I defined the IA and interaction model for KAYAK’s AI-driven travel search, creating the foundation that connects LLM prompts to structured metasearch results.
The project began in June 2024 with a small four-person team exploring how natural-language queries could translate into actionable travel searches.
This groundwork later enabled the product to scale and became a core part of KAYAK’s broader AI roadmap.
How KAYAK.ai Works


Designing the AI Results Page
I focused on how to present KAYAK’s live travel data in a way that clearly differentiates KAYAK.ai from other LLM tools.
Rather than emphasizing visual detail first, I designed for reusability and scalability, exploring how GPT-generated responses and KAYAK’s structured data could be combined into a unified, adaptable results layout.

Final Design: Phase 1
The first launched version covers the full user scenario — from getting a sense check on potential destinations, to finding the best time to travel, to comparing flights along a timeline, and finally booking a flight on KAYAK.
Final Design: Key screens from the Explore → Flights flow


Phase 2 Design Goal: Expanding AI Components
After the first launch, we needed new features quickly to broaden what KAYAK.ai could support.
The challenge was finding a flexible way to scale an early-stage product with many moving variables. To address this, I created a compact AI design set based on KAYAK’s existing design system and built an atomic UI structure that could be assembled and expanded easily.

System-Driven Design Approach: Light Theming
This system-driven approach also helped us respond to changing requirements and collaborate more efficiently across teams. Because the components were already structured for flexible adaptation, we were able to apply the new light theme smoothly with the branding team’s new brand strategy.

System-Driven Design Approach: Widget Expansion
A key area where I applied this system-first approach was the set of widgets that display KAYAK’s live travel data.
Each widget was structured with a clear header and body, allowing the two areas to serve different roles and scale consistently across features.
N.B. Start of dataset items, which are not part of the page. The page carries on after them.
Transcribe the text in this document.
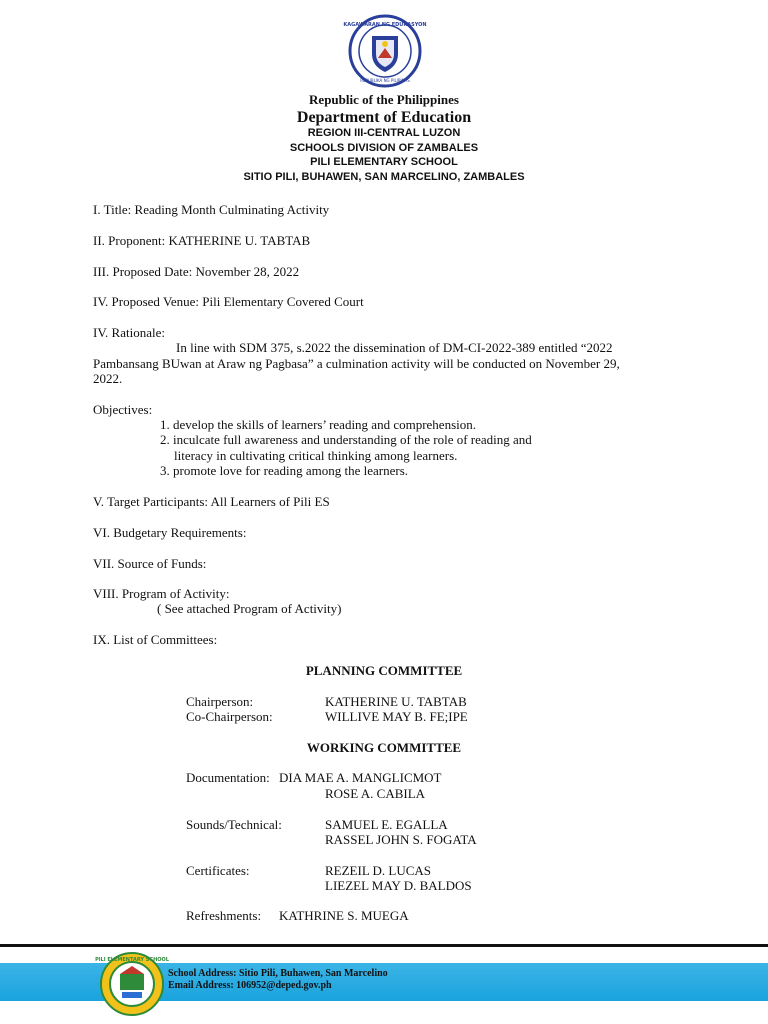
KAGAWARAN NG EDUKASYON
REPUBLIKA NG PILIPINAS
Republic of the Philippines
Department of Education
REGION III-CENTRAL LUZON
SCHOOLS DIVISION OF ZAMBALES
PILI ELEMENTARY SCHOOL
SITIO PILI, BUHAWEN, SAN MARCELINO, ZAMBALES
I. Title: Reading Month Culminating Activity
II. Proponent: KATHERINE U. TABTAB
III. Proposed Date: November 28, 2022
IV. Proposed Venue: Pili Elementary Covered Court
IV. Rationale:
In line with SDM 375, s.2022 the dissemination of DM-CI-2022-389 entitled “2022
Pambansang BUwan at Araw ng Pagbasa” a culmination activity will be conducted on November 29,
2022.
Objectives:
1. develop the skills of learners’ reading and comprehension.
2. inculcate full awareness and understanding of the role of reading and
literacy in cultivating critical thinking among learners.
3. promote love for reading among the learners.
V. Target Participants: All Learners of Pili ES
VI. Budgetary Requirements:
VII. Source of Funds:
VIII. Program of Activity:
( See attached Program of Activity)
IX. List of Committees:
PLANNING COMMITTEE
Chairperson:	KATHERINE U. TABTAB
Co-Chairperson:	WILLIVE MAY B. FE;IPE
WORKING COMMITTEE
Documentation: DIA MAE A. MANGLICMOT
ROSE A. CABILA
Sounds/Technical:	SAMUEL E. EGALLA
RASSEL JOHN S. FOGATA
Certificates:	REZEIL D. LUCAS
LIEZEL MAY D. BALDOS
Refreshments: KATHRINE S. MUEGA
PILI ELEMENTARY SCHOOL
School Address: Sitio Pili, Buhawen, San Marcelino
Email Address: 106952@deped.gov.ph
The unified widget structure I designed enabled rapid expansion, allowing us to scale the system into ten variations in a short period of time.

Phase 2 Improvement: All-in-One Experience in KAYAK.ai
Phase 2 also enabled users to complete detailed comparisons without leaving KAYAK.ai.
The right-side detail view reused KAYAK’s existing product pages, allowing a seamless transition while keeping the entire experience within the AI workflow.

What’s Next: Bringing AI into KAYAK.com
One year after the initial launch, a new team was formed to bring AI capabilities into KAYAK’s core product. Alongside leading the design for KAYAK.ai, I was tasked with helping transition these AI experiences into KAYAK.com.
My role now focuses on refining the early design patterns into reusable components that can be applied across any KAYAK surface.